Taking back our information — even as we leave our information where it is

This is the second in a series of posts on the theme of “Taking back our information”. The first post in this series had the subtitle: “Let’s get out of the export/import business & build places of our own for digital information”

There are good reasons to get out of the export/import business when it comes to the management of our personal information. Even as initiatives like the Data Liberation Front work towards making things easier, information export from an application (and then import into other applications) will remain a hassle for basic reasons. The export/import process takes time, is fundamentally “lossy” and often leaves us in wishing we didn’t have to choose between application A and B. Why not both?
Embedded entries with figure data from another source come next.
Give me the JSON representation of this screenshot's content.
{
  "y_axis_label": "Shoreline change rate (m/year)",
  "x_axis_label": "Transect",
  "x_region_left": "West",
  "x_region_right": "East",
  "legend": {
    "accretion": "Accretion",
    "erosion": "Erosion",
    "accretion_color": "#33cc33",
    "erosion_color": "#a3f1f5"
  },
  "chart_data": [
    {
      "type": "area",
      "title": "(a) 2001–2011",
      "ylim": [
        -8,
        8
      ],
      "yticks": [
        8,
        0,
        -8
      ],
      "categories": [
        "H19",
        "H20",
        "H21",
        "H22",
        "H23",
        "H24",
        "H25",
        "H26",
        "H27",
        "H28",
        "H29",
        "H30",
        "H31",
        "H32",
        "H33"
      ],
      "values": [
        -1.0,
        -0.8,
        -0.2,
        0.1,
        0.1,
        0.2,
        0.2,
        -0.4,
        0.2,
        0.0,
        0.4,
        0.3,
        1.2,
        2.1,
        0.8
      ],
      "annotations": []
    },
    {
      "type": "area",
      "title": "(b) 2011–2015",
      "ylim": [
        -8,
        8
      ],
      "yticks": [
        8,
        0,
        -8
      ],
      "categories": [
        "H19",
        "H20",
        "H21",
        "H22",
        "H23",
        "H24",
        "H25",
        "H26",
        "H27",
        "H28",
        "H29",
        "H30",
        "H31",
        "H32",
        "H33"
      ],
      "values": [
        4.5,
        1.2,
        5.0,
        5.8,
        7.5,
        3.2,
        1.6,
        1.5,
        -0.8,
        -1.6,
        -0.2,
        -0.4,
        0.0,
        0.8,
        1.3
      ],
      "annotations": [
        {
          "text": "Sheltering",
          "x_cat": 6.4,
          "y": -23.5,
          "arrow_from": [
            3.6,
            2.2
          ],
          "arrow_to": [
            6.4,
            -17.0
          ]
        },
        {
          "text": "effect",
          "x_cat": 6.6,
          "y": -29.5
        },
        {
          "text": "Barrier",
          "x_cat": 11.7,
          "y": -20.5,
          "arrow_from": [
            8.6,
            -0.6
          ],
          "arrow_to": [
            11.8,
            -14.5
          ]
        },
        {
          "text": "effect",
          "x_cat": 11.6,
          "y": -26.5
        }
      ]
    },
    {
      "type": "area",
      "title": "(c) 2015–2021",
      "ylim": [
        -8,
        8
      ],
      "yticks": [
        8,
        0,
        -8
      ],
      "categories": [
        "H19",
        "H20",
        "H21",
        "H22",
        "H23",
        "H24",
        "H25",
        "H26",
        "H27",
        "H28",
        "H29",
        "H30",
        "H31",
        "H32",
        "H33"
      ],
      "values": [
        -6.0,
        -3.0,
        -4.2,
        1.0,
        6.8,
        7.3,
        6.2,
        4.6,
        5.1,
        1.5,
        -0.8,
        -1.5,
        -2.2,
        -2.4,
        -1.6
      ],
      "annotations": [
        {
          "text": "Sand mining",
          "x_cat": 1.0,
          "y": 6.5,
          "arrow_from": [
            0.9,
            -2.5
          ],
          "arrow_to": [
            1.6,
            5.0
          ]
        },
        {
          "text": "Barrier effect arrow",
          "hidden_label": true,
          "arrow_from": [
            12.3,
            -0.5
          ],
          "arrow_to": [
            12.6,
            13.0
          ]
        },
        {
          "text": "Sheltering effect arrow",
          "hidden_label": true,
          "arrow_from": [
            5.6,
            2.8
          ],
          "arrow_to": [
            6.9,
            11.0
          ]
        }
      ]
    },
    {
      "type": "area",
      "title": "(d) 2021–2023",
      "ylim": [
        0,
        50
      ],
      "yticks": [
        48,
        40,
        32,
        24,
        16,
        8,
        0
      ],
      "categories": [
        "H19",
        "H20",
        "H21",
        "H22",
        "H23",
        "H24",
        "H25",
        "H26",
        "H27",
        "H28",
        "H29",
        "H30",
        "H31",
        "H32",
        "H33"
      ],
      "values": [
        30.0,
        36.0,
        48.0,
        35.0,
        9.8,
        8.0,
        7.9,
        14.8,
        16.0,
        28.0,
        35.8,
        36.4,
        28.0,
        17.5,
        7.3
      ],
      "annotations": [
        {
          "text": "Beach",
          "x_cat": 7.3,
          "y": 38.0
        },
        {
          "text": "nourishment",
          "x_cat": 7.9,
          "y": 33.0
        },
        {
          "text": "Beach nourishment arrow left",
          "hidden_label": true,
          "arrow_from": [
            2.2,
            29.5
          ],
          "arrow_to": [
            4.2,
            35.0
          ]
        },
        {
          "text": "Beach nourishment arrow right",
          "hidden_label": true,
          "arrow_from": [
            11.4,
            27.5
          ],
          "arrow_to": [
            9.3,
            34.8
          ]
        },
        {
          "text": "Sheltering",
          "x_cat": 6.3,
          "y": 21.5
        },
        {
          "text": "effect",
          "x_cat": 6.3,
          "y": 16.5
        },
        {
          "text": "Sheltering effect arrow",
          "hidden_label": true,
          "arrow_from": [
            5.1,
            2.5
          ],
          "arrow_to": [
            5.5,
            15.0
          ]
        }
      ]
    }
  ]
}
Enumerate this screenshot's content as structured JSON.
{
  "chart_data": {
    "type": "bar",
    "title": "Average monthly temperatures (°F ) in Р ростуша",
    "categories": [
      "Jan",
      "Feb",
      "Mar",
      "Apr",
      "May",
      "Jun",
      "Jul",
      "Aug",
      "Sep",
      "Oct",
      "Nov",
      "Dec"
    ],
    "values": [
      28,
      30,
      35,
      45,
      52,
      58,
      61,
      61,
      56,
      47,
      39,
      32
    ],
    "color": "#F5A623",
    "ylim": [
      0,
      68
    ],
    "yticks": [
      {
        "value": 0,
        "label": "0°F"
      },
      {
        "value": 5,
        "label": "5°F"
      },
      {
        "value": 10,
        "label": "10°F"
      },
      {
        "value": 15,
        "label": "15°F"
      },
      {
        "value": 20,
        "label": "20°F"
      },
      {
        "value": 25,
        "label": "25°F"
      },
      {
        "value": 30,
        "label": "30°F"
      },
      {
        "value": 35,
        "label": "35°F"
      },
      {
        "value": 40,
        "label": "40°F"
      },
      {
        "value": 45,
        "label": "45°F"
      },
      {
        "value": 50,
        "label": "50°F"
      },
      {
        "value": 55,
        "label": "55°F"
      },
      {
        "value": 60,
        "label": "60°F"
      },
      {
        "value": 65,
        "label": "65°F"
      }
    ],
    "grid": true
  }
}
Instead of moving our information between applications, why can’t applications come to our information?

We get a small glimpse for how this might work by considering a lengthening list of Web-based applets for editing the content of photographs: Fauxto, Flauntr, Fotoflexer, Lunapic, Phixr, Phoenix, Photoshop.com, , Picture2Life, Pixenate, Pixer.us, Pixlr, Preloadr, PXN8, Snipshot, Snipshot Pro, Splashup. Applets work with pictures saved in standard formats. Applets let us browse to these pictures as files in our local file system.
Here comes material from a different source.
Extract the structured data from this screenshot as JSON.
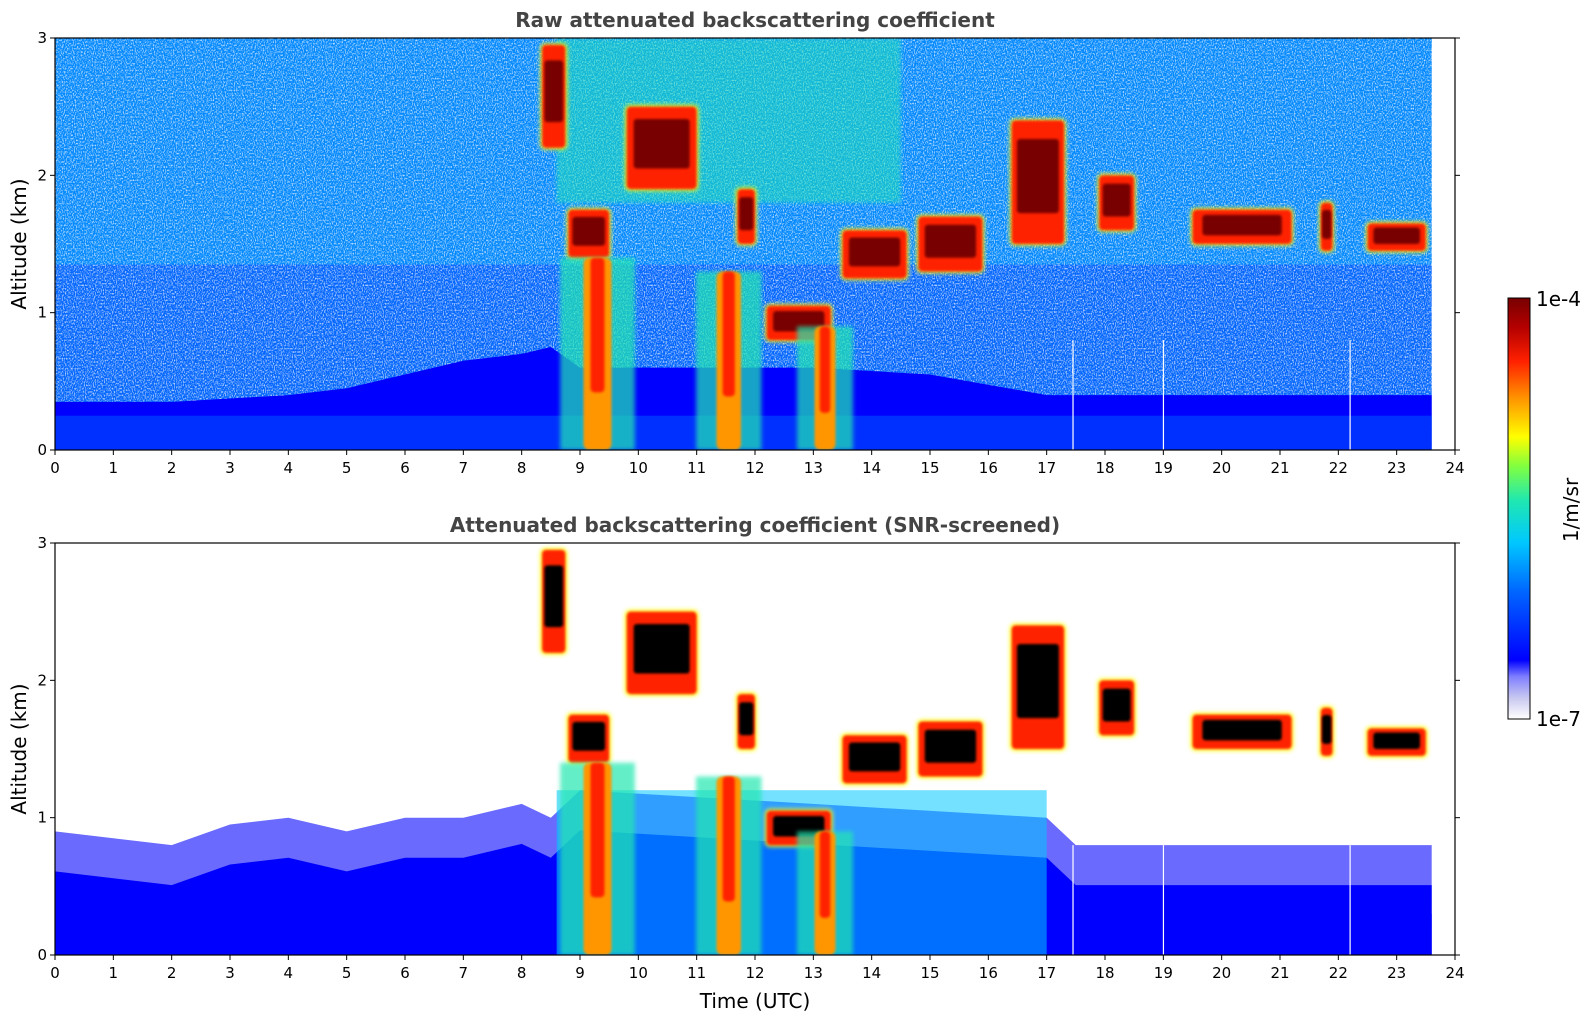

More interesting, many of these applets let us work with our pictures as stored in a service like Facebook or Flickr. If we have a URL for the photo, we can open the photo directly into a photo-editing applet. Otherwise, we can often browse to a desired photo by first selecting a containing folder or “album”. Behind the scenes, applets make use (directly and indirectly via dialogs such as “File Open”) of relevant APIs. For photos stored in files locally in the user’s file system, applets might use one of the Windows APIs (e.g. Win32) or one of the Mac OS X APIs. For photos stored in a Web service such as Facebook or Flickr, applets might use the Graph API or the Flickr API.

Applets come close to supporting a model we are familiar with from our work with files stored locally on our personal computer: Browse, select, open, edit…

And…? We might like to complete the sequence with “save & close”. Or, perhaps even better, we might like support of a model in which changes are immediate (but with an option to undo) as, for example, they are when we edit notes in OneNote.

Alas, things aren’t so simple. A privileged applet may have a special relationship with hosting service so that the modified photo is seamlessly saved back in place of the original. This seems to be currently the case, for example, for Aviary as the privileged photo-editing applet for Flickr. In other cases, we must save the modified version back as a new photo instead. Or, if we are able to save back over the photo (e.g. as kept in a file locally) we may find that tags and other metadata have not been preserved.

Even so, these photo applets — with all their current limitations — help us to imagine a better world for the management of our digital information. The approach is potentially a win both for the makers of these applets and for us as users of these applets:

1.      Applet makers can focus on surface features for viewing and working with pictures. Makers leverage existing support for storage and related backend features for 24x7 operation, security, sharing, synchronization, etc. Applets contrast and compete with each other with respect to features such as special effects, maximum resolution, support for multiple layers and overall ease of use.

2.      As users of these applets, we have more freedom to explore and to mix & match. Our decision concerning which front-end applications to use can be separated from decisions concerning the back-end services to use for storage, sharing, security, etc.

In a similar “in situ” spirit we might expect growing lists of applets that let us work in-place with other chunks of content – other information items -- such as audio recordings, video recordings and text (plain or in HTML format).  

As we use these applets, a healthy change can begin to occur in the relationship between us, “our” information and the “owning” application (whether this is an application with origins on the desktop, such as MS OneNote, or a Web-based service such as Evernote or Facebook).  Have we thought about switching between applications – moving, for example, from OneNote to Evernote? It’s easier to contemplate doing this if we know that some of the applets we’ve come to depend upon can be used in conjunction with either application. Conversely, we may more happily stay with the current owning application knowing that we are no longer completely hostage to its own “built-in” or “privileged partner” support for viewing and editing our information.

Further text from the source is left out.